I've heard many horror stories over the years about job interviews gone wrong.

Many times the mistakes are made by interviewees because they didn't prepare. It wasn't a matter of what they didn't say -- but rather what they did say. It was often a case of TMI.

Interviews can be emotional -- you're often excited and nervous -- and that can lead to things slipping out of your mouth that you later will regret.
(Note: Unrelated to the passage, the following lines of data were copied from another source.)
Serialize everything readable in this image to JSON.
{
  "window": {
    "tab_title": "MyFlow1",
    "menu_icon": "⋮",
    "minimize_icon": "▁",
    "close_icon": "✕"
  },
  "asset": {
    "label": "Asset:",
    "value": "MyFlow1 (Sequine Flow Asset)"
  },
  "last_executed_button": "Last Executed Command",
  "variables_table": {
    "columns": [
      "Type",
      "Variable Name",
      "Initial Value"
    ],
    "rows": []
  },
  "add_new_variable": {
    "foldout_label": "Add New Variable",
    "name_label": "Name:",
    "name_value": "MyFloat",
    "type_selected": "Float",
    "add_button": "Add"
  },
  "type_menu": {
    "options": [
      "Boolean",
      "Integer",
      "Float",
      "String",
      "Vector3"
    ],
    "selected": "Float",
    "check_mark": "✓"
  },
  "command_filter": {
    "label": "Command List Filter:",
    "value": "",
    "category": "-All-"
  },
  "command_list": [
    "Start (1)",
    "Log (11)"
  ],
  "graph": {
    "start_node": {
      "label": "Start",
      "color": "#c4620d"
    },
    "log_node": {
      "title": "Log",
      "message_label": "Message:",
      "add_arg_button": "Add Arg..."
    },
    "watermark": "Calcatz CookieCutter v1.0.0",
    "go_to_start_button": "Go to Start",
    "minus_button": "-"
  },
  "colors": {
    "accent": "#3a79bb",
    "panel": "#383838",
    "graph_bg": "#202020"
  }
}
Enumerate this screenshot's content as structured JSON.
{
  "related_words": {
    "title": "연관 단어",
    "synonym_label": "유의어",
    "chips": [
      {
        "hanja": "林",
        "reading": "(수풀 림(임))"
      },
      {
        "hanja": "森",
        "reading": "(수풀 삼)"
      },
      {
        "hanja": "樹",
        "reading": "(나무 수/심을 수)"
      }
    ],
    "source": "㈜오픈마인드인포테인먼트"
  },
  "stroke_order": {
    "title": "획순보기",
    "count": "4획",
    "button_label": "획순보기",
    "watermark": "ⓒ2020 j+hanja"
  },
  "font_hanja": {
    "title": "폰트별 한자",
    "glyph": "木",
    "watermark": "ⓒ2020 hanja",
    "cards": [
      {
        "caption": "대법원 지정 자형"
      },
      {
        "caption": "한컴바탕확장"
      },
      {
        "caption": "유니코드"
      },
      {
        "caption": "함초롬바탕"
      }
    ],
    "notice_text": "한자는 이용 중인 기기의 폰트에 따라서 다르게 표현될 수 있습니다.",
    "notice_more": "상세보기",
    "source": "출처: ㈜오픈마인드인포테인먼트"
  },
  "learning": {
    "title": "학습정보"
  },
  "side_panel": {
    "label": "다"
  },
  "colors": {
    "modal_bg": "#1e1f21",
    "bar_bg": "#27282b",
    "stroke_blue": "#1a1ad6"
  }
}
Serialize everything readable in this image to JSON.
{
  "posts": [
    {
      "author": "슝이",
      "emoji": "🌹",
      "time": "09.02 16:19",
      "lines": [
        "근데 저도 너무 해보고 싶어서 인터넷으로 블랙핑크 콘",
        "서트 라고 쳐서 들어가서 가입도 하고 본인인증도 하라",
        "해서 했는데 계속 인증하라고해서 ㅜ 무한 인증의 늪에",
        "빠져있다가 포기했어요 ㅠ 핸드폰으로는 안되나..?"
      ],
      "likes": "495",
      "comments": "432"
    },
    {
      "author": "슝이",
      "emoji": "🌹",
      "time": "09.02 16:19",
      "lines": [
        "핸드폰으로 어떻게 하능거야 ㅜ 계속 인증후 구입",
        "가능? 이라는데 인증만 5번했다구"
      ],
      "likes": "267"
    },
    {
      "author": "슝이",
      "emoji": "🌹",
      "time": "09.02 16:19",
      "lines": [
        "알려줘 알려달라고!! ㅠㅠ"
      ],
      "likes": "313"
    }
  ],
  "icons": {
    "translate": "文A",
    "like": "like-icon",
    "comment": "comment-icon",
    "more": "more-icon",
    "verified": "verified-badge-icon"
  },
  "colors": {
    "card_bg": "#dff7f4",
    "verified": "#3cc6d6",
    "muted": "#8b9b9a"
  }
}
For example, I've heard about interviewees who said things like:


  • "My boss says I'm about a subtle as a freight train."
  •  "I like just wandering around at work and shooting the breeze -- I find it's a great way to get to know people."
  • "My No. 1 interest is fantasy football. I'm addicted."
  • "I don't get along with my family. In fact, the less I have to do with them, the better."
  • "I'm somebody who needs a lot of stroking -- criticism really depresses me."
While you may think such people are clueless, it's not unusual for even really bright people to reveal too many personal details in an interview -- or phrase something so badly they look like idiots. This can often happen at the end of an interview because you feel such a sense of relief that the "formal" interview is over that you relax and don't watch your words as carefully.

That's why it's so important to understand that you need to set boundaries for yourself before an interview. The hiring manager's job is to make you so comfortable that you let your guard down and reveal things about yourself that you might not otherwise.

Before an interview, remind yourself that you should not talk about intimate details of your personal life, disagreements with colleagues or bosses or any insecurities. Think about how you can best answer questions regarding your work style so that it comes across as professional -- not needy, immature or silly.

It's great when you have a nice rapport with an interviewer, but just remember that it can have a downside if you start revealing unflattering information to your new BFF. Draw your boundaries beforehand and stick to them.